Ein Haus am Meer
Die dreißigjährige Witwe Julia beschließt nach dem Tod ihres Mannes, ihr Strandhaus zu verkaufen. Damit verändert sie das Leben all der Familien, die es jahrelang gemietet haben – der Teenager Chris, Maggie und Joe sowie Peter.
Santa Cruz, Kalifornien. Ein Strandhaus ist seit Langem ein Zufluchtsort für Familien, die es Jahr für Jahr mieten. Als die dreißigjährige Witwe Julia beschließt, es zu verkaufen, wird es ihr letzter gemeinsamer Sommer – ein Sommer, der jeden von ihnen mit seinen tiefsten Gefühlen konfrontiert.

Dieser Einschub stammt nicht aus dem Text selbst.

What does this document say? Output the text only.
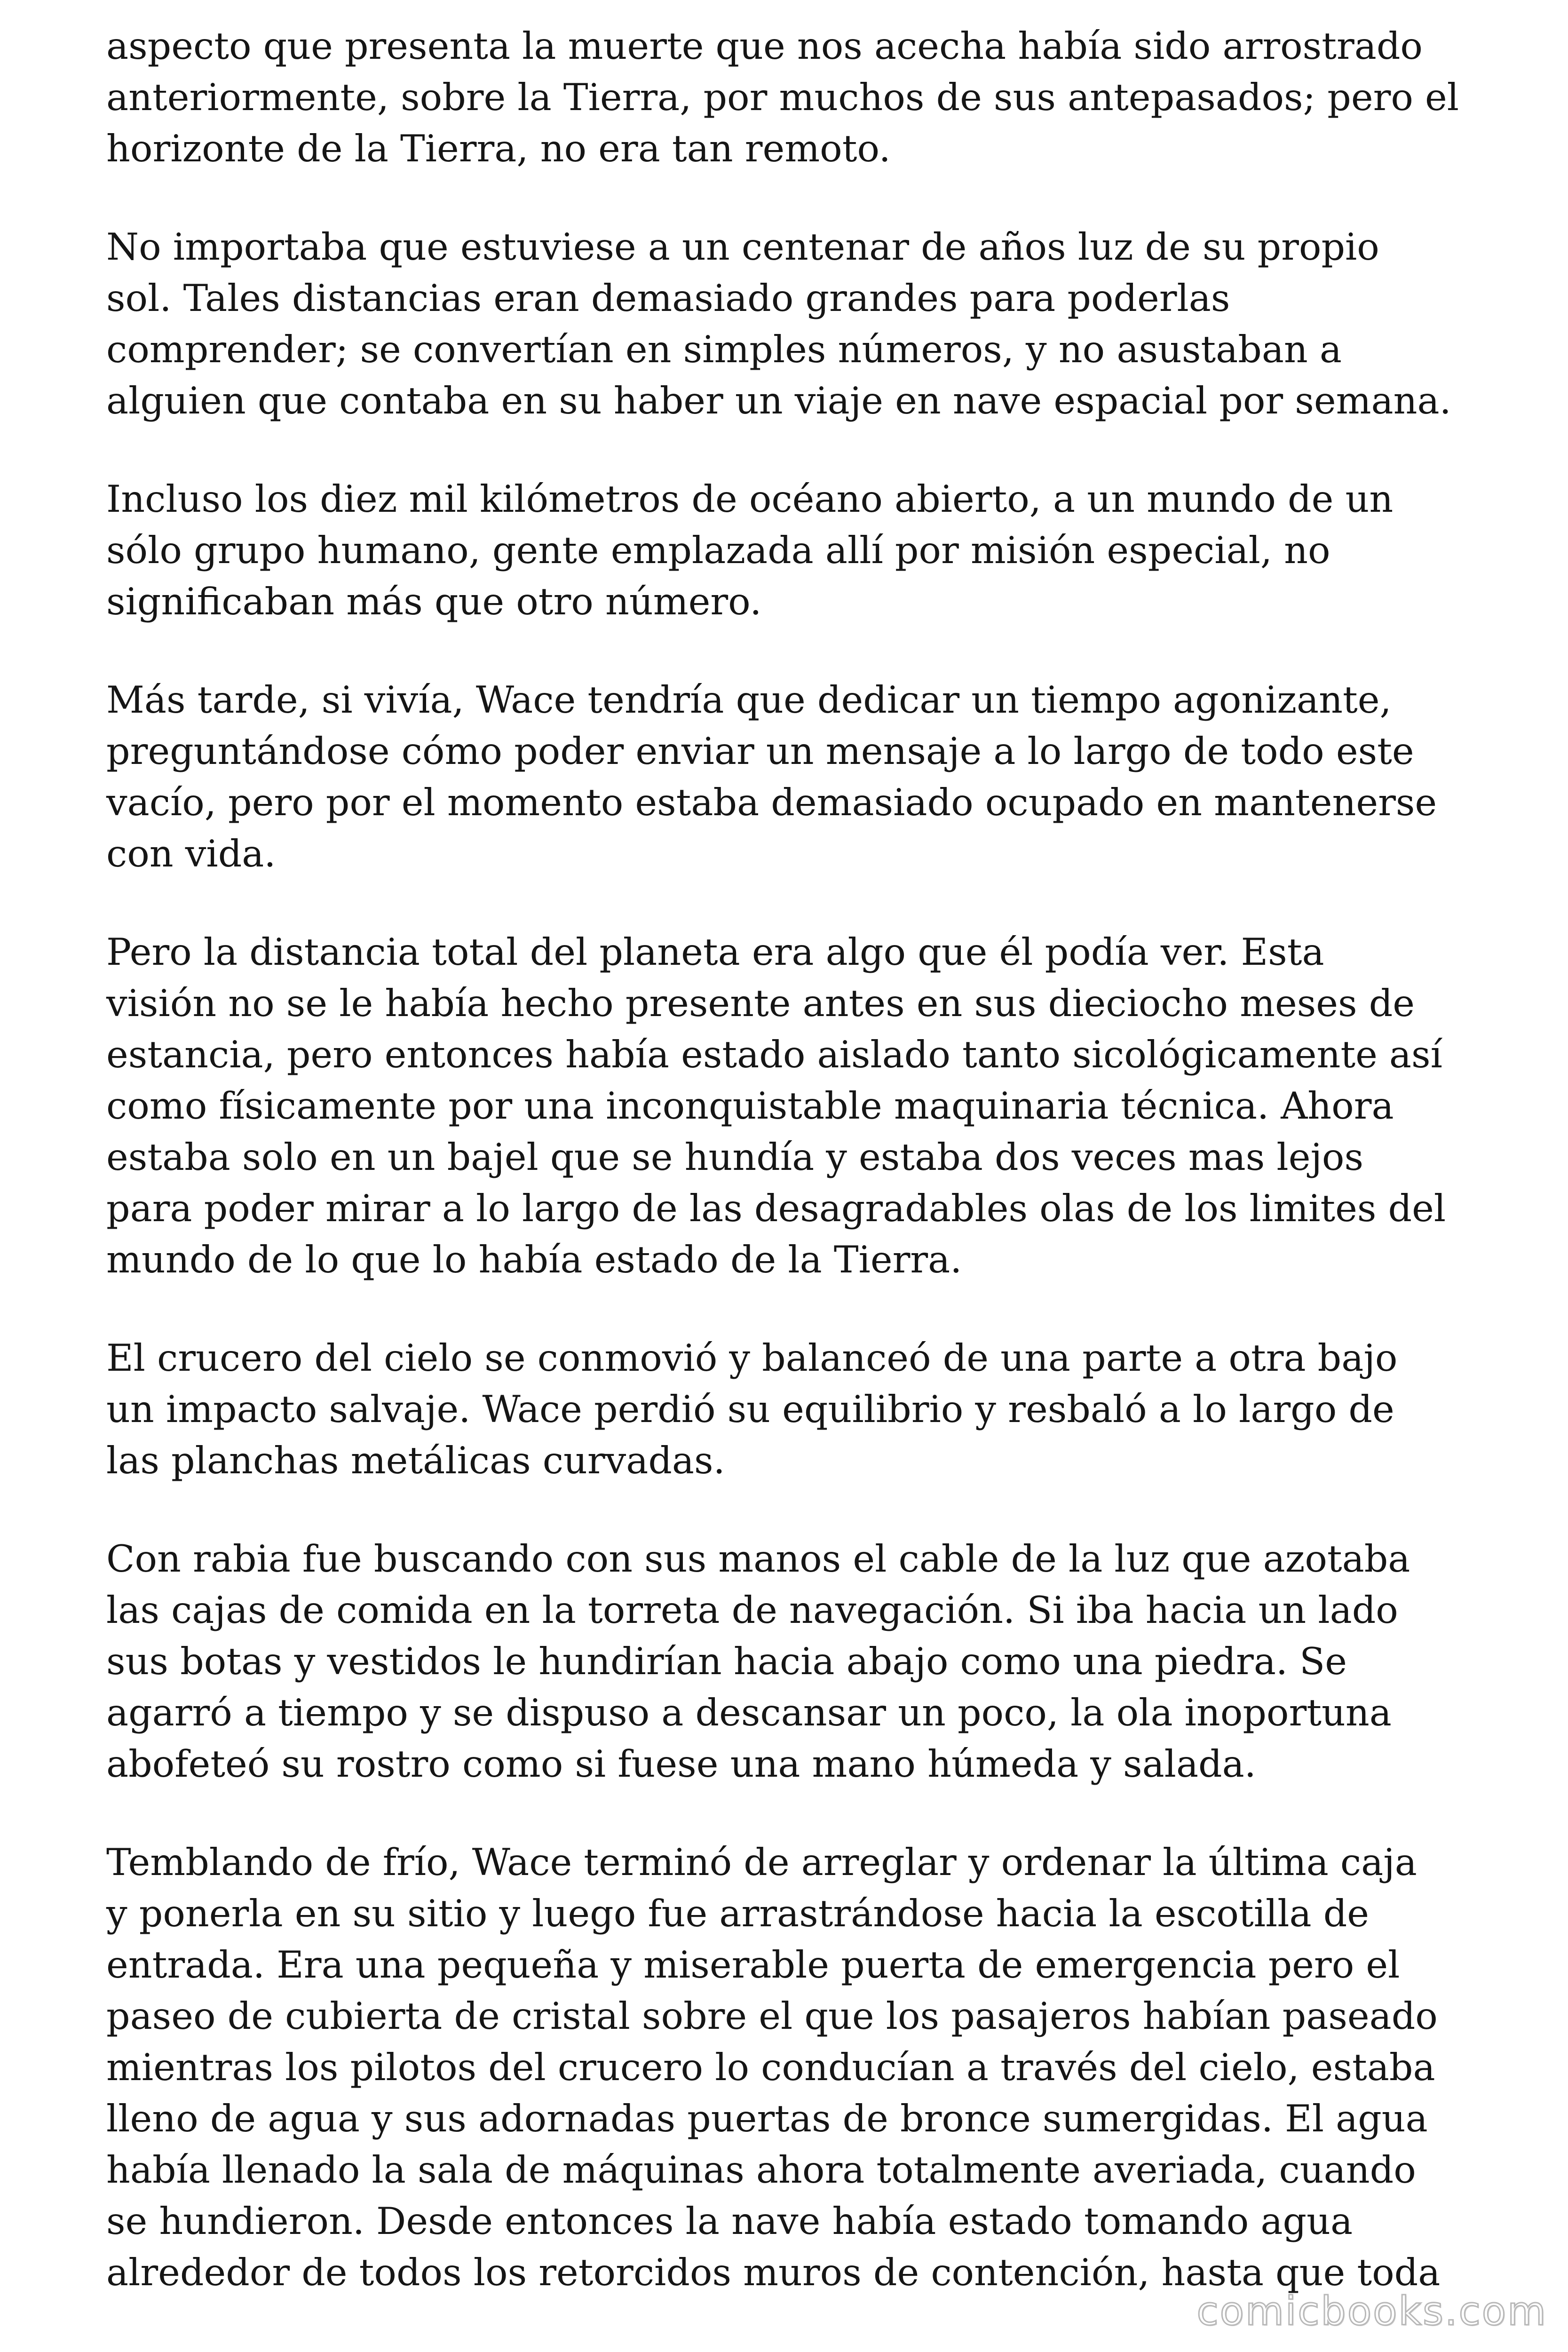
aspecto que presenta la muerte que nos acecha había sido arrostrado
anteriormente, sobre la Tierra, por muchos de sus antepasados; pero el
horizonte de la Tierra, no era tan remoto.

No importaba que estuviese a un centenar de años luz de su propio
sol. Tales distancias eran demasiado grandes para poderlas
comprender; se convertían en simples números, y no asustaban a
alguien que contaba en su haber un viaje en nave espacial por semana.

Incluso los diez mil kilómetros de océano abierto, a un mundo de un
sólo grupo humano, gente emplazada allí por misión especial, no
significaban más que otro número.

Más tarde, si vivía, Wace tendría que dedicar un tiempo agonizante,
preguntándose cómo poder enviar un mensaje a lo largo de todo este
vacío, pero por el momento estaba demasiado ocupado en mantenerse
con vida.

Pero la distancia total del planeta era algo que él podía ver. Esta
visión no se le había hecho presente antes en sus dieciocho meses de
estancia, pero entonces había estado aislado tanto sicológicamente así
como físicamente por una inconquistable maquinaria técnica. Ahora
estaba solo en un bajel que se hundía y estaba dos veces mas lejos
para poder mirar a lo largo de las desagradables olas de los limites del
mundo de lo que lo había estado de la Tierra.

El crucero del cielo se conmovió y balanceó de una parte a otra bajo
un impacto salvaje. Wace perdió su equilibrio y resbaló a lo largo de
las planchas metálicas curvadas.

Con rabia fue buscando con sus manos el cable de la luz que azotaba
las cajas de comida en la torreta de navegación. Si iba hacia un lado
sus botas y vestidos le hundirían hacia abajo como una piedra. Se
agarró a tiempo y se dispuso a descansar un poco, la ola inoportuna
abofeteó su rostro como si fuese una mano húmeda y salada.

Temblando de frío, Wace terminó de arreglar y ordenar la última caja
y ponerla en su sitio y luego fue arrastrándose hacia la escotilla de
entrada. Era una pequeña y miserable puerta de emergencia pero el
paseo de cubierta de cristal sobre el que los pasajeros habían paseado
mientras los pilotos del crucero lo conducían a través del cielo, estaba
lleno de agua y sus adornadas puertas de bronce sumergidas. El agua
había llenado la sala de máquinas ahora totalmente averiada, cuando
se hundieron. Desde entonces la nave había estado tomando agua
alrededor de todos los retorcidos muros de contención, hasta que toda

comicbooks.com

Chris, ein Teenager, der jeden Sommer mit seiner Familie hierherkam, erlebt am Strand zum ersten Mal die bittersüße Freude der ersten Liebe – ein Gefühl, das ihn für immer prägen wird. Maggie und Joe, seit fünfundsechzig Jahren verheiratet, stellen sich tapfer einer Trennung, die selbst ihre langjährige Liebe nicht verhindern kann: Alter und Krankheit kennen keine Gnade. Peter begehrt seit Jahren heimlich eine verheiratete Frau – und nun, da sein Wunsch endlich zum Greifen nah scheint, muss er sich entscheiden, ob er eine Grenze überschreiten soll, die er vielleicht besser nicht überschreiten sollte.
Im Laufe eines Sommers, im Rhythmus der Wellen und der gemächlichen Tageslänge, tragen all diese Menschen ihre Wunden, Hoffnungen und Geheimnisse zur Haustür des verschwindenden Hauses. Und Julia, deren Geschichte sich unmerklich mit den Leben anderer verwebt, findet schließlich die Kraft, ihr eigenes Leben neu aufzubauen – etwas, das sie einst für unmöglich hielt. Bockoven wägt selbstlos Leid und Glück ab und erschafft so ein Mosaik über die Schönheit des Lebens und die Kraft der Liebe in all ihren Formen.